Madagascar: récit d’une colonisation (1), par Olivier Favier.

 

Première partie: De la Compagnie d’Orient au Protectorat fantôme : Madagascar et la France avant la colonisation (1643-1885).

 

Le premier Européen à apercevoir Madagascar n’est pas un Français, mais le Portugais Diogo Dias, frère du plus célèbre Barlolomeu. Nous sommes en août 1500, le jour de la Saint Laurent, et le navigateur baptise cette île l’Ilha de Sâo Lourenço. Six ans plus tard, un autre équipage portugais se ravitaille sur les côtes malgaches. Il répond par des coups de canon à une volée de flèches.
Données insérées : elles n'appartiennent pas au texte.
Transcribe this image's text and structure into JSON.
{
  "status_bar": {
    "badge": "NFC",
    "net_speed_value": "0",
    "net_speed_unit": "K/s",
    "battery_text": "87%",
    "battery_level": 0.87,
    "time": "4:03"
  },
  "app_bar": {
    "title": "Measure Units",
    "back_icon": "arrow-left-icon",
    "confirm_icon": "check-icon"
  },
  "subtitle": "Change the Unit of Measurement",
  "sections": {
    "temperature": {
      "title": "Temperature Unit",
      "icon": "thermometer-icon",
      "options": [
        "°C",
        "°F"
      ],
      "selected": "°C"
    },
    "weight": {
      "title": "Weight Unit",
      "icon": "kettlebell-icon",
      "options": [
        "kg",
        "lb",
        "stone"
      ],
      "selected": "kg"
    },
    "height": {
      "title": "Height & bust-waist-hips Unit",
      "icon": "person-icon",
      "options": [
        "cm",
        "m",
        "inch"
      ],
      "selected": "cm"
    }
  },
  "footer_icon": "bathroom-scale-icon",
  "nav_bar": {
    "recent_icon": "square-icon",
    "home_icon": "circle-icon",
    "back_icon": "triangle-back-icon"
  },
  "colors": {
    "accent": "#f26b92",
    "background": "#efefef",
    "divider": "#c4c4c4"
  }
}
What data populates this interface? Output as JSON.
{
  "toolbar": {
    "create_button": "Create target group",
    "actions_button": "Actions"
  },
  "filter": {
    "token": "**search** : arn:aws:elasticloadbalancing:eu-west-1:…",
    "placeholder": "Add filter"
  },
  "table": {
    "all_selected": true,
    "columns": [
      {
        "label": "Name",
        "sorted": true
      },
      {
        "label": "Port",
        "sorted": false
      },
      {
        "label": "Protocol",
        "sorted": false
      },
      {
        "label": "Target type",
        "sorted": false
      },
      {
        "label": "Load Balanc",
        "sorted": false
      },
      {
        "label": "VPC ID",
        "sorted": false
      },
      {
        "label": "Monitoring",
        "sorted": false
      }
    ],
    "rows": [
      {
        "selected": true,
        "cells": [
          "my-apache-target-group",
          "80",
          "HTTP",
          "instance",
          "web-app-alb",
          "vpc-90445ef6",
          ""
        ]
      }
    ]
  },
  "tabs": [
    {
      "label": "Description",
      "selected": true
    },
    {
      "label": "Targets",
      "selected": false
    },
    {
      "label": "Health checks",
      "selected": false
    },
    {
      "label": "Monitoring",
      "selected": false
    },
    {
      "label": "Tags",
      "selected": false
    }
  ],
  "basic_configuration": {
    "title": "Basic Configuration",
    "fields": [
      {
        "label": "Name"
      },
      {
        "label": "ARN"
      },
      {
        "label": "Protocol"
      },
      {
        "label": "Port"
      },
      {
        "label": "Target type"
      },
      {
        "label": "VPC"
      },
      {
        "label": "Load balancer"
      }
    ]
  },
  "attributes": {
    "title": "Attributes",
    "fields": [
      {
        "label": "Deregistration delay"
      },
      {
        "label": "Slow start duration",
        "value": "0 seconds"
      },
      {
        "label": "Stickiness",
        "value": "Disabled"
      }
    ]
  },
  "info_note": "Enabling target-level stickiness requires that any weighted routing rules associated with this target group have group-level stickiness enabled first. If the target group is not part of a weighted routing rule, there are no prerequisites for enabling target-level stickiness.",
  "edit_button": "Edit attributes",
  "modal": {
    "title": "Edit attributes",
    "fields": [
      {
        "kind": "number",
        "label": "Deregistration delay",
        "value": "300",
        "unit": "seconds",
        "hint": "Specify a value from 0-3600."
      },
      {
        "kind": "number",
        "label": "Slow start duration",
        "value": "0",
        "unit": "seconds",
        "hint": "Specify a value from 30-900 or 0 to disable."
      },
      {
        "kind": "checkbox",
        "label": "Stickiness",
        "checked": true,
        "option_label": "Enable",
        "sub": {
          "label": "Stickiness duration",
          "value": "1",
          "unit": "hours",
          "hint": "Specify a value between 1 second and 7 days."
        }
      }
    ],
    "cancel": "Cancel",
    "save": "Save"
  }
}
Avant eux, en 1487, Vasco de Gama passe le Cap de Bonne Espérance. Il atteint l’Inde sans longer les côtes de la Grande Île, à quelques 400 km du continent africain. Jusqu’à cette époque, réalité et légende se mêlent, ce dont le nom actuel de Madagascar a conservé la trace. Sous ce nom, Marco Polo décrit en fait les environs de Mogadiscio, qu’il croit être une île. Il la peuple ainsi de la faune des plateaux éthiopiens, y ajoutant quantité d’éléphants. Martin Behaim, qui réalise en 1492 le premier globe terrestre, place cette île imaginaire aux larges des côtes de l’Afrique, après avoir lu Le Devisement du monde. Suite à la découverte de la vraie Madagascar, les deux îles cohabitent un temps sur les cartes. En 1531, le cartographe français Oronce Fine ne les confonde l’une et l’autre, donnant à l’île réelle le nom de l’île imaginaire.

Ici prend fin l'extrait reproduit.